The Story
Why it exists.
The beginning
Michel Almairac spent over four decades composing for others before his sons, Benjamin and Romain, launched Parle Moi de Parfum in 2016. Woody Perfecto 107 came from a shared memory, not a formula, but a feeling. The brothers wanted to bottle the freedom of a rock idol: mythical concerts, sleepless nights, the leather jacket worn until it becomes skin. They gave their father the brief. He gave them this.
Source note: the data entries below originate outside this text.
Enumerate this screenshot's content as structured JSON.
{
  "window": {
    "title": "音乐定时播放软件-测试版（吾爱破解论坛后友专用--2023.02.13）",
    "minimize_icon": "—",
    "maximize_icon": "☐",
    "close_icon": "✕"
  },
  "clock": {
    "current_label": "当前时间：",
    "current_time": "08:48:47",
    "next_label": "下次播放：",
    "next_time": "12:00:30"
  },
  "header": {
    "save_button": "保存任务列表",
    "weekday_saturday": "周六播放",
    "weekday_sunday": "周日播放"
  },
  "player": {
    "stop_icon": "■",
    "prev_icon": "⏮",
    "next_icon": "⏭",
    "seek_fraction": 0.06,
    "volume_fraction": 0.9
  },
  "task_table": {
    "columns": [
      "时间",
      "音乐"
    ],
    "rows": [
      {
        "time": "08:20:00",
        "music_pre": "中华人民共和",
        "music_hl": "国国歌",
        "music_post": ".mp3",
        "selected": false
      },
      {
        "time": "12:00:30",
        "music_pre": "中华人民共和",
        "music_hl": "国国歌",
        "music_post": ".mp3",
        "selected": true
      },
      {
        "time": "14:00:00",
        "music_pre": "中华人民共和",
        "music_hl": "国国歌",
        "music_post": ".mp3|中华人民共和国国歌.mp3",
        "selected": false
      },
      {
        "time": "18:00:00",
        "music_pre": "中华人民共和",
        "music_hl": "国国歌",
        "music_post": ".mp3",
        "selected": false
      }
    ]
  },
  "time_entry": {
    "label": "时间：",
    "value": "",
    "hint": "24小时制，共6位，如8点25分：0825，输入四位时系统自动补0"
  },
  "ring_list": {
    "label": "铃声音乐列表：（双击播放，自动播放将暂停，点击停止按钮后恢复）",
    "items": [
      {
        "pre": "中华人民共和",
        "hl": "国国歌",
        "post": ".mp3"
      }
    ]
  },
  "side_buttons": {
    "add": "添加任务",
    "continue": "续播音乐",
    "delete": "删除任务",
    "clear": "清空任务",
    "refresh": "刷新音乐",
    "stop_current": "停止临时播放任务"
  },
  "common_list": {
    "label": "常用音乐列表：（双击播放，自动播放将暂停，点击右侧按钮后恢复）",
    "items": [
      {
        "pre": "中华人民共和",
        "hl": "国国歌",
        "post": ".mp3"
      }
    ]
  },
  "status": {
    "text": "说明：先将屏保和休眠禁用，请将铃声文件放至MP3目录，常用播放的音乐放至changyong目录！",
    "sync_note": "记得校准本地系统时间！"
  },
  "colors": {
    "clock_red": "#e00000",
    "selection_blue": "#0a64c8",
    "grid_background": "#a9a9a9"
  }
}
Three notes. That's the whole architecture. Coffee, vetiver, leather, nothing else. The restraint is the point. Most fragrances layer in complexity to distract from a weak foundation. Here, every material has to earn its place because there's nowhere to hide. The vetiver doesn't just ground the coffee, it pushes back against it, creating a tension that keeps the scent alive for hours. The leather doesn't arrive immediately. It waits until you've stopped expecting it.
The evolution
Coffee opens sharp and doesn't apologize. For the first twenty minutes, it's the loudest thing in the room, dark, roasted, almost bitter enough to taste. Then the vetiver creeps in, cool and mineral, like wet earth against warm skin. It doesn't replace the coffee; it softens it. The two materials argue quietly until the leather settles, slow and warm, like something that's been worn for years. By hour three, the coffee has faded and the leather owns the drydown, smoky, animalic, close to the skin. It lasts six to eight hours on most. The sillage stays moderate throughout, present without announcing itself.
Cultural impact
The rise of coffee as a mainstream masculine fragrance note reflects a broader shift in how modern perfumery treats once-marginal ingredients. Coffee has moved from niche experimentation to a staple of dark, moody compositions, driven partly by the growing appetite for unconventional scent profiles. Parle Moi de Parfum entered this conversation in 2016, positioning itself as a house built on transparency and minimalism. By naming perfumers and limiting each fragrance to a handful of notes, the brand challenged the industry norm of opaque marketing. This approach resonated with a generation of fragrance enthusiasts who sought authenticity over luxury theater.